Alex Saab Moran, el empresario barranquillero que fue la pieza más poderosa del régimen de Nicolás Maduro en materia de contratos y lavado de activos, firmó un acuerdo de cooperación con la justicia de Estados Unidos en una audiencia de 45 minutos ante un tribunal del sur de Florida. El convenio tiene nerviosos a miembros de la dictadura venezolana y, según la investigación de la Unidad Investigativa de El Tiempo publicada el sábado 19 de septiembre de 2026, también a “uno que otro colombiano”.

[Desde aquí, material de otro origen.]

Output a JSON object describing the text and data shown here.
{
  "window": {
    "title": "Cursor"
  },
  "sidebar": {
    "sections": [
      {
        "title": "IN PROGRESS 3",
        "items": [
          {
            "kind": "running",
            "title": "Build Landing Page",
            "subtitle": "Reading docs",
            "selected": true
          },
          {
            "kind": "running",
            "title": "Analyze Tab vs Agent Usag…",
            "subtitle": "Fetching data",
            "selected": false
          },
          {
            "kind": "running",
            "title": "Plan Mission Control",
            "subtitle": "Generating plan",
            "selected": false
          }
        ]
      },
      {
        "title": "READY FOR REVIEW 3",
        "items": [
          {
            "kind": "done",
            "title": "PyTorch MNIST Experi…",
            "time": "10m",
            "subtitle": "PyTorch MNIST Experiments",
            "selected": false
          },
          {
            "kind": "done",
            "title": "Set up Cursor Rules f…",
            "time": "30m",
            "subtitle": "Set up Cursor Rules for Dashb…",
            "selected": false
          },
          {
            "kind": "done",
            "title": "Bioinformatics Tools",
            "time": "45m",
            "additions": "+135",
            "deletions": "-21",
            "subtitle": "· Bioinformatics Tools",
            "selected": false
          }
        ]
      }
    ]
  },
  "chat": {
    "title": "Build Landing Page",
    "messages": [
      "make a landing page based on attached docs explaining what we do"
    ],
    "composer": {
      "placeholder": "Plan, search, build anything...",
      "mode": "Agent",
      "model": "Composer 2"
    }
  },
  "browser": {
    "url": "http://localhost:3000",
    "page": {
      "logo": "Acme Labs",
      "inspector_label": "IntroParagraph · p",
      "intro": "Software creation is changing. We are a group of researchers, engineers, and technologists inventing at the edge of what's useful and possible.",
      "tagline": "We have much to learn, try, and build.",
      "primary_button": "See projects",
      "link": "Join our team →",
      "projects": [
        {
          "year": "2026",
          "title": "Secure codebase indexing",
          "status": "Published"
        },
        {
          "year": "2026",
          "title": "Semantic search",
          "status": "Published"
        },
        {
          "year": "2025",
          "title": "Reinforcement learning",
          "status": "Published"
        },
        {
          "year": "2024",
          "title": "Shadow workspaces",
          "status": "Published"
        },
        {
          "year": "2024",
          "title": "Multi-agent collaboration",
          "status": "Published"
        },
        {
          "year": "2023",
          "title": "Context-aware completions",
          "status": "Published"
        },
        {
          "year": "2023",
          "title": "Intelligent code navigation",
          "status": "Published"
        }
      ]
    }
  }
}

Cómo llegó Saab ante un tribunal de Miami
En mayo de 2026, agentes de la DEA extrajeron a Saab de Venezuela a través del aeropuerto Simón Bolívar de Maiquetía y lo trasladaron al aeropuerto de Opa-locka, en el condado de Miami. En menos de tres meses, el hombre que desafió a Estados Unidos durante años desde su cargo de enviado diplomático de Maduro pasó a ser un colaborador de la justicia estadounidense.
En la audiencia, Saab aceptó responsabilidad por el millonario negocio de las cajas CLAP —el programa de alimentos subsidiados venezolano— y por la venta de petróleo de PDVSA durante el gobierno de Maduro. El acuerdo lo obliga a quedar disponible para testificar en procesos contra figuras del régimen venezolano, incluidos funcionarios y contratistas. Parte del peso que lo llevó a aceptar los cargos fue que su hijo mayor, Shadi Nain Saab, aparece en el entramado como cuentahabiente en bancos suizos y director de empresas clave de la red.
El capítulo colombiano: Manel Grau, Monómeros y los contratos de PDVSA
La investigación de El Tiempo establece que el acuerdo incluye un capítulo con consecuencias directas para Colombia. Un diplomático cercano a Delcy Rodríguez, según fuentes del periódico, sirvió de enlace para la entrega de contratos relacionados con Colombia. Ese mismo diplomático “coordinó las visitas y los negocios de Gregorio Grau, hermano de Manel, el catalán amigo del presidente Gustavo Petro”, en torno a dos contratos de Participación Productiva (CPP) en PDVSA para explotar petróleo en la cuenca Apure-Barinas.
El medio venezolano Armando.info publicó que Delcy Rodríguez, como ministra de Petróleo de Venezuela, asignó esos contratos a Colven Business Corp, una empresa vinculada inicialmente a Danilo Romero —amigo cercano del expresidente Petro— y luego a una empresa donde aparece Gregori Grau.
La investigación señala además que “del lado colombiano el trámite lo hizo un político del departamento de Sucre” quien contactó a un empresario venezolano para articular los negocios. Estados Unidos ha rastreado también un nexo entre ese entramado y Monómeros, la empresa petroquímica venezolana que opera en Colombia.
Los audios de Manel Grau y el vínculo con Ecopetrol
La Unidad Investigativa de El Tiempo había revelado previamente un audio atribuido a Manel Grau en el que se le escucha hablar de “la oportunidad de negocios que estaba abriendo en Venezuela” y en la que quería incluir a Ecopetrol. Este contexto cobra mayor relevancia a la luz de la auditoría forense interna de Ecopetrol que reveló El Tiempo este 20 de septiembre de 2026, en la que 32 casos internos apuntan a contratos por más de $10 billones en Ecopetrol y su filial Cenit. La Fiscalía colombiana y agencias federales de Estados Unidos ya habrían solicitado información al respecto.
¿Qué sigue con el acuerdo de cooperación de Saab?
Con el acuerdo firmado, Saab deberá testificar en procesos contra figuras del régimen venezolano. Fuentes allegadas al barranquillero citadas por El Tiempo señalan que en Venezuela descartan que testifique contra Maduro directamente, pero no que lo haga contra los hijastros del mandatario, conocidos como “los Chamos”: Walter, Yosser y Yoswal Gavidia Flores.
El “capítulo colombiano” del acuerdo —con su cruce entre contratos de PDVSA, los hermanos Grau, Monómeros y un político de Sucre— podría tener consecuencias en las investigaciones que avanzan tanto en Colombia como en EE.UU., en un momento en que el gobierno De la Espriella ya adelanta la auditoría forense de Ecopetrol que involucra a varios de los mismos actores.